The goal of this book is to make the case for the unlikely claim that the solution to good citizenship is located in our capacity to feel. To do so I advance a new understanding of emotion that draws on the work of neuroscientists. I will advance not only a new conception of emotion, one unfamiliar to most people, but also a new conception of democracy, one that finds a central and valued, if sometimes dangerous, use for our emotional faculties. The book's argument is divided into two parts. Chapters 2 and 3 review the conventional accounts of the meaning of emotion, its relation to thought and action, and its presumptive dangers for political judgment and justice. These conventional views have an ancient heritage, yet despite their age, they remain potent in constructing the arena of possibilities. Their age and familiarity often mask how they work to construct and restrict the realm of politics.

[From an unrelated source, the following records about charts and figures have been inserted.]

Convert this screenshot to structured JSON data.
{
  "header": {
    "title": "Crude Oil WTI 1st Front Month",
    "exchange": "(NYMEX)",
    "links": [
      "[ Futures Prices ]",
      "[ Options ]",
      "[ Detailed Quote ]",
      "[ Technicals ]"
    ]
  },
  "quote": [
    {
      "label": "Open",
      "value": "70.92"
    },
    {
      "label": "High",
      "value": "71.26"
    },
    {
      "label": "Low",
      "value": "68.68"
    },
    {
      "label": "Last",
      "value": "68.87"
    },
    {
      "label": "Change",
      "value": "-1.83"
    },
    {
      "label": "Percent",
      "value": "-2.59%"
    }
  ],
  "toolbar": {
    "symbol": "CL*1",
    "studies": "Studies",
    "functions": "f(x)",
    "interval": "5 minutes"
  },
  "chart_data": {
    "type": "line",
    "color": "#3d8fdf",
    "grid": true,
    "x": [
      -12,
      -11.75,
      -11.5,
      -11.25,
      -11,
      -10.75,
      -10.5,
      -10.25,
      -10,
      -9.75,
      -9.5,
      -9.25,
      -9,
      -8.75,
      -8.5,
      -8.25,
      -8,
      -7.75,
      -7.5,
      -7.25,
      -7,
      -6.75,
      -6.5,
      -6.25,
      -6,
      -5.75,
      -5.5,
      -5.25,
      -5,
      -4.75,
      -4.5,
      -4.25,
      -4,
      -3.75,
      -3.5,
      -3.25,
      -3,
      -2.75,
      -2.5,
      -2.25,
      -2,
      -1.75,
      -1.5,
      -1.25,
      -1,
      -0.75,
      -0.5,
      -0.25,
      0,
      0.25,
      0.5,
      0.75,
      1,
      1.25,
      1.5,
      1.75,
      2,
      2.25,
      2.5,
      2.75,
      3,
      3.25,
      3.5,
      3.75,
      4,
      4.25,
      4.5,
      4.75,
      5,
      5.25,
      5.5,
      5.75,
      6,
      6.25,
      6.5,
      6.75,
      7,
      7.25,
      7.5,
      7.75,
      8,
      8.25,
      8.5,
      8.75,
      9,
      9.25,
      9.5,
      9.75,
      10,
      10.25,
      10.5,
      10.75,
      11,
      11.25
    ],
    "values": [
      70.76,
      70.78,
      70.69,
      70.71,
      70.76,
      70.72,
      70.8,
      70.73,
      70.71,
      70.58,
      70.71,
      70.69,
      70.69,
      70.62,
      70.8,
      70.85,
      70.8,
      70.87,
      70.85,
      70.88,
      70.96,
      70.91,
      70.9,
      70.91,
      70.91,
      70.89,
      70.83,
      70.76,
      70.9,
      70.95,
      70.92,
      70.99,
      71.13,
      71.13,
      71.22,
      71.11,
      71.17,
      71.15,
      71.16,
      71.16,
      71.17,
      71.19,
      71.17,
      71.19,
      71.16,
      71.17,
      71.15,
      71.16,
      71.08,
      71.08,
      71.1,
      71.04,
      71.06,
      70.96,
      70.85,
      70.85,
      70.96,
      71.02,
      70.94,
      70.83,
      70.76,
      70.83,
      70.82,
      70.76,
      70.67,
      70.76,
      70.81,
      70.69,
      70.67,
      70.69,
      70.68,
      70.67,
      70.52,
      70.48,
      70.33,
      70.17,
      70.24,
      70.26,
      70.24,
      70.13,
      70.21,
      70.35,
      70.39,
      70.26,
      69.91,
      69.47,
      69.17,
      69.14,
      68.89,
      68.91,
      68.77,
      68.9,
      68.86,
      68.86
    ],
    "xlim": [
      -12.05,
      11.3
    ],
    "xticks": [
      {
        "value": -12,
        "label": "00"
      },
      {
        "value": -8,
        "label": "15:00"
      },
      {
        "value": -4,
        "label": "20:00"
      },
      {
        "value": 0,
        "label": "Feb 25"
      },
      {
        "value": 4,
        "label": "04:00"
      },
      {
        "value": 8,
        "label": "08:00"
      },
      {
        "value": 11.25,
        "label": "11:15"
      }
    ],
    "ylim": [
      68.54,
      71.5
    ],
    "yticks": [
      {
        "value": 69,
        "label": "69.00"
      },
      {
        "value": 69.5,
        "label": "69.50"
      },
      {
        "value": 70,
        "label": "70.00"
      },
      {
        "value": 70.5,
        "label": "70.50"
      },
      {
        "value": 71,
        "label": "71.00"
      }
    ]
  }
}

Thereafter I advance a new account of how the brain generates emotion and its effects on consciousness generally and on judgment specifically. The central implication of this radical revision is that emotion enables citizens to be capable of, in the words of Pericles, "doing and deliberation, each carried to its highest point, both united in the same [citizens]." The arguments, analyses, and evidence for that claim are advanced in Chapters 4-6. Chapter 7 considers the particular role of revulsion, an emotional reaction that can be quite intractable and quite destructive. Chapter 8 offers a revised view of democracy and human nature, a view that, because it finds a hospitable match between our faculties, emotional and rational, and the demands of citizenship, provides an escape for our current dilemma.